Güney Kıbrıs’ta yaşayanlar da ava meraklı mı?

Onlar bizden daha çok meraklı, yani puanlayacak olsak biz 95 alırken onlar 100 alır. Av konusunda Malta birinci geliyor sonra da Kıbrıs. Bird Life International’ın bu konudaki bir açıklamasında, Ada’da,  gerek yasal gerekse yasa dışı avlanan kuş sayısı yılda 20 milyondu. Hatta bizim için ‘Akdeniz’in en acımasız kuş katilleri’ ifadesini kullandılar. Şu anda bildiğiniz gibi Cikla avı var. Türkiye’de Ardıç kuşu olarak biliniyor. Kara tavuk da bir Cikla türüdür, Öten Ardıç, Kızıl Ardıç, Tarla Ardıcı gibi Cikla türünün avı serbesttir ama avcılar bu işi biraz abartarak, adeta bir yarışa döndürdü. Birbirlerine ‘sen kaç tane vurdun?’ diye soruyorlar. Biri, ‘atmış iki’ diyor, diğeri ‘ yüz yirmi iki’ diyor, hatta geçen yıl bir av gününde 200 tane de vuran olmuştu, Bu kuşlar Ekim’de gelip Mart sonunda gidiyorlar, 6-7 ay burada kalıyor sonra da baharda üremek üzere Kuzey Avrupa’ya gidiyor, hayatının bir bölümünü Güney yarı kürede geçiriyor diye ‘bu kuşlar bizim yerli kuşlarımız değil, öldürelim gitsin’ diyorlar. Yani zihniyet bu. Bir de ökse ve hava tüfeğiyle gece de avlanıyorlardı. Gece harup ağaçlarında, narenciye bahçelerinde uyurlar genelde bu kuşlar. El feneriyle gidiyorlar, kuşu uyuduğu yerde görüp, atıp vuruyorlardı. Artık gece avcılıkları hemen hemen bitti.

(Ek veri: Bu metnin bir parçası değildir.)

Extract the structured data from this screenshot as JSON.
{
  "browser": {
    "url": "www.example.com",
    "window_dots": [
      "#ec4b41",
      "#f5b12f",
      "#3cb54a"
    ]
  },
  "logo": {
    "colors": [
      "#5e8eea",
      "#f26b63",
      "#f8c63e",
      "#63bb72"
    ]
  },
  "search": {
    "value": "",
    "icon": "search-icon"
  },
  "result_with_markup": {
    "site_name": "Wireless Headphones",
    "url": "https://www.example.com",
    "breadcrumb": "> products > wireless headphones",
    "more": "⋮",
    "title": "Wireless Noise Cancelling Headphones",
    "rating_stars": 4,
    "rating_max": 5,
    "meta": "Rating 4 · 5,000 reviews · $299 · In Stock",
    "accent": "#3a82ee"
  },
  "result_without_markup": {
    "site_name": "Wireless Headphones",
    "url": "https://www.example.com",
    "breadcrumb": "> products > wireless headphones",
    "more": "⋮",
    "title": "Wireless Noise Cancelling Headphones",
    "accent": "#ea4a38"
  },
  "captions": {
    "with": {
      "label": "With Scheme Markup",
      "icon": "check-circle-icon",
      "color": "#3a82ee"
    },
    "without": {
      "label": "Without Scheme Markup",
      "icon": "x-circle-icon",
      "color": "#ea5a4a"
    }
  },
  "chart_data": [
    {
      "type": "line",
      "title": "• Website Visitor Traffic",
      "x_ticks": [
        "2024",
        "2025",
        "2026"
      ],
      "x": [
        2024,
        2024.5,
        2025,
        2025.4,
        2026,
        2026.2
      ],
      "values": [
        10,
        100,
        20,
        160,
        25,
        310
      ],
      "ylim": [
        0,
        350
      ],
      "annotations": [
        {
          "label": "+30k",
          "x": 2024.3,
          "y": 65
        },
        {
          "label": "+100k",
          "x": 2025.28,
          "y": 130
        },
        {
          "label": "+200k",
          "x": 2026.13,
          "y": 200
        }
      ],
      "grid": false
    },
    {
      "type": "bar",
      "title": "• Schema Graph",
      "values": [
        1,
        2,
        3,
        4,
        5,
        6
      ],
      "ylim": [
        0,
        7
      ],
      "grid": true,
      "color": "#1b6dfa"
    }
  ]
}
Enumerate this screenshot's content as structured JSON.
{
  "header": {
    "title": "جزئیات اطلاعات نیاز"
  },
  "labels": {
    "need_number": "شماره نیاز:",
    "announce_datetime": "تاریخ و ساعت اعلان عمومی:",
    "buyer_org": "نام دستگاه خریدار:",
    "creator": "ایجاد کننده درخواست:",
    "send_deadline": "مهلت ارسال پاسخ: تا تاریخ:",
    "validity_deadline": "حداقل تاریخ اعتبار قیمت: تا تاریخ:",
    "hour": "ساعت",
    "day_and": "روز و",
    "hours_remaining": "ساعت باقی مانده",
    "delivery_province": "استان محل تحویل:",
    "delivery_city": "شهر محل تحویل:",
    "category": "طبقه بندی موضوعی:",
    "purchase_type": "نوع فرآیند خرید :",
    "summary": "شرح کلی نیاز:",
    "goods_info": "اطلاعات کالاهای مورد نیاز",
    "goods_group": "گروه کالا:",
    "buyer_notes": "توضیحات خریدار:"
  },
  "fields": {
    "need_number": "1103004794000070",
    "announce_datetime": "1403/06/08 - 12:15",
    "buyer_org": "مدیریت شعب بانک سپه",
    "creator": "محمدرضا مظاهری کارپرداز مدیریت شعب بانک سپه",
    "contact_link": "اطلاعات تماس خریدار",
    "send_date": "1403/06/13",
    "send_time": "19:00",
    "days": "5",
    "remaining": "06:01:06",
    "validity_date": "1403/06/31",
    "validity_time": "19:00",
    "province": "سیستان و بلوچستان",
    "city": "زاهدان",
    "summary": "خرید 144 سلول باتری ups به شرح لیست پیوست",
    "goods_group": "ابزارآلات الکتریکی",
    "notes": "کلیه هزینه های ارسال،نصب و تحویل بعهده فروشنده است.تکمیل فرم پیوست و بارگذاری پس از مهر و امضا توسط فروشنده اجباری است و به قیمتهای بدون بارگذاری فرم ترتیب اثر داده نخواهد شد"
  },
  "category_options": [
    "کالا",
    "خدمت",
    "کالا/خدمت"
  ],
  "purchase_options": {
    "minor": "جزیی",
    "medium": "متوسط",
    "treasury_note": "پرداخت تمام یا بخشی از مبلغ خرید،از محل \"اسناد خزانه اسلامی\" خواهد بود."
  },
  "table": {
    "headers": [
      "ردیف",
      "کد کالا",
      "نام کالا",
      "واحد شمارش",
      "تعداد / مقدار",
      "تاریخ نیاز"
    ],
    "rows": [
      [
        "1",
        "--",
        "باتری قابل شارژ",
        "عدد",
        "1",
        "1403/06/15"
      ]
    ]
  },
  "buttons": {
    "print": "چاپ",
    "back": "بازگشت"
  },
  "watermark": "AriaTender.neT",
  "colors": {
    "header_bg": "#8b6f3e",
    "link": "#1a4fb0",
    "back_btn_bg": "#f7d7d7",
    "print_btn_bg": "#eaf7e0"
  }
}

Avcılıktan vazgeçilebilir mi?

Ben vazgeçtim, başkaları da geçebilir diye düşünüyorum. Türkiye’nin Anonim Kuşları diye bir site var. Oraya da üyeyim. Türkiye’den birçok avcı da o siteye üye olmuşlar ve şimdi yavaş yavaş tüfek bırakmaya başladılar. Mesela bir arkadaşım tüfeğini sattı ve yerine fotoğraf makinesi aldı. Şimdi o da doğaya çıkıyor, benim gibi kuşların ve bitkilerin fotoğraflarını çekiyor. Burada Biyologlar Derneği de iyi çalışıyor. Küçük çocukları eğitiyorlar ki bana göre en doğru yol budur çünkü ağaç yaşken eğilir. Ben kendi çocuklarıma doğa sevgisini verdim. Yılanı da, böceği de, kuşu da, kelebeği de, kertenkeleyi de seviyorlar. Herkes böyle yapsa av merakı azalır.